After a few days of this we were ready to add the limbs, brace them, and let it stand on it’s own four legs.  Standing back, I saw it resembled a gawky, headless, prehistoric stick-figure. Uncertain how ungainly it might turn out, and noting how heavy it already was, we relocated the half-carcass to our side yard. We live in a neighborhood with an HOA and rules about what’s acceptable in the tiny front yards. I’ve never seen any rules about giraffes, but at this point I wasn’t sure it would be recognizable as the elegant animal I envisioned.

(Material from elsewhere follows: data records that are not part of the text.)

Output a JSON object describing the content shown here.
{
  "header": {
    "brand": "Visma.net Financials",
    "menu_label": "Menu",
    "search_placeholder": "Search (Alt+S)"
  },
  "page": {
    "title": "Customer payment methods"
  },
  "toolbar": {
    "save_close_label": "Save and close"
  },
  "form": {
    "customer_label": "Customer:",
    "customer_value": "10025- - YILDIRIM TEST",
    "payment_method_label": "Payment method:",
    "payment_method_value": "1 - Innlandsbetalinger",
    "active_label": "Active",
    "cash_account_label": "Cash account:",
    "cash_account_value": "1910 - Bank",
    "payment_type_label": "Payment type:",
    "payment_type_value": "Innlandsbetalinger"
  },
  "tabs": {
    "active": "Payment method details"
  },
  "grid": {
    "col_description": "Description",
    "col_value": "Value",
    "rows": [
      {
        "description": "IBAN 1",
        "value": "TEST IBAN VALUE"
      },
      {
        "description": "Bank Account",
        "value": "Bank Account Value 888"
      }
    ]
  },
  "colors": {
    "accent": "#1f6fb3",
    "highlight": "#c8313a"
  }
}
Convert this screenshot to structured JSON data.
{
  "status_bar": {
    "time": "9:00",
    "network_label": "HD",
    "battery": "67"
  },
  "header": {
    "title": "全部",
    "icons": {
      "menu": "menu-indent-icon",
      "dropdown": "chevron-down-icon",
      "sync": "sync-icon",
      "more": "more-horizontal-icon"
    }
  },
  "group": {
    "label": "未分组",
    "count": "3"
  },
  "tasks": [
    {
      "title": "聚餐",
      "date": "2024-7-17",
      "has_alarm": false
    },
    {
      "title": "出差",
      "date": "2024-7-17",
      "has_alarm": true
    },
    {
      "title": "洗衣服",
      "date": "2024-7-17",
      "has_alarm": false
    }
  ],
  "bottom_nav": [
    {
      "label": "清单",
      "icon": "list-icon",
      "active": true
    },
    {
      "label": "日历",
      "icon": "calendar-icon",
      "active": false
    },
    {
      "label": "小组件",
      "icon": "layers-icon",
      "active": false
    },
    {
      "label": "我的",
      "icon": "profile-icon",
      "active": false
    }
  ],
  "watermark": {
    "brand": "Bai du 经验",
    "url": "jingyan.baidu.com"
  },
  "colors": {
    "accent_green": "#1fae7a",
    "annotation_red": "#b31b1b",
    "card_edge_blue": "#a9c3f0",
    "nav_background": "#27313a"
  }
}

Once we placed the body in the side yard we attached the core of the neck, a long, thick, twisted branch. We’d already built and fastened the head, realizing that once the neck was on, we would no longer be able to reach to top, even with our tallest ladder. And our back yard is a steep bank leading down to creek. We had to build up a platform to stand the ladder, precarious at best.

The neck had to be placed deep inside the torso so the weight of it wouldn’t topple the whole being. When it was finally in place we stood back to survey our creation. The head now reached for the sky at an amusing, if not impossible angle. If it had been easy to reposition the neck I would have, but John had almost fallen from the ladder when we tried to put the neck on the first time. At this point in the process, I was willing to accept anything close to a giraffe likeness. Stepping away again to evaluate, I saw the giraffe was clearly throwing back her head, laughing at us.

When I envisioned the giraffe we would build, I pictured a somewhat whimsical but elegant creature. This giraffe clearly had different ideas, but we went with it. While we were adding more bulk and skin to the torso, gluing moss over screw holes, our oldest son called from Missouri.

Tell him we’re building a giraffe out of driftwood, I said, wanting to finish the project.

On speaker phone I heard him say, I wondered when you were going to get to that.

When John got off the phone I asked if he’d previously mentioned the giraffe project to our son.

No, my husband said, that’s his version of ‘Of course you are.’

Later I sent our son a photo. He texted back, …I can’t believe how convincingly shaped it is, especially the torso. It looks like the wood wanted to be a giraffe.

This morning I stared out at the almost complete giraffe while I sipped coffee, thinking about my need to trust my creative process. Even when the story takes on a life of its own and rears its head back to laugh at my plans, I’m better off to go with it, to trust the process and let the story that wants to be written find its way onto the pages.

Now that I’ve been through the process of constructing a life-size giraffe from driftwood, and lived to laugh about it,  I’m going back to work on my novel. I don’t know what draft this is. I’ve rewritten some parts 10 or fifteen different ways; other sections I haven’t written yet, so is it a first draft still? Or 13th? Maybe I’ll just call it the laughing giraffe draft and press on.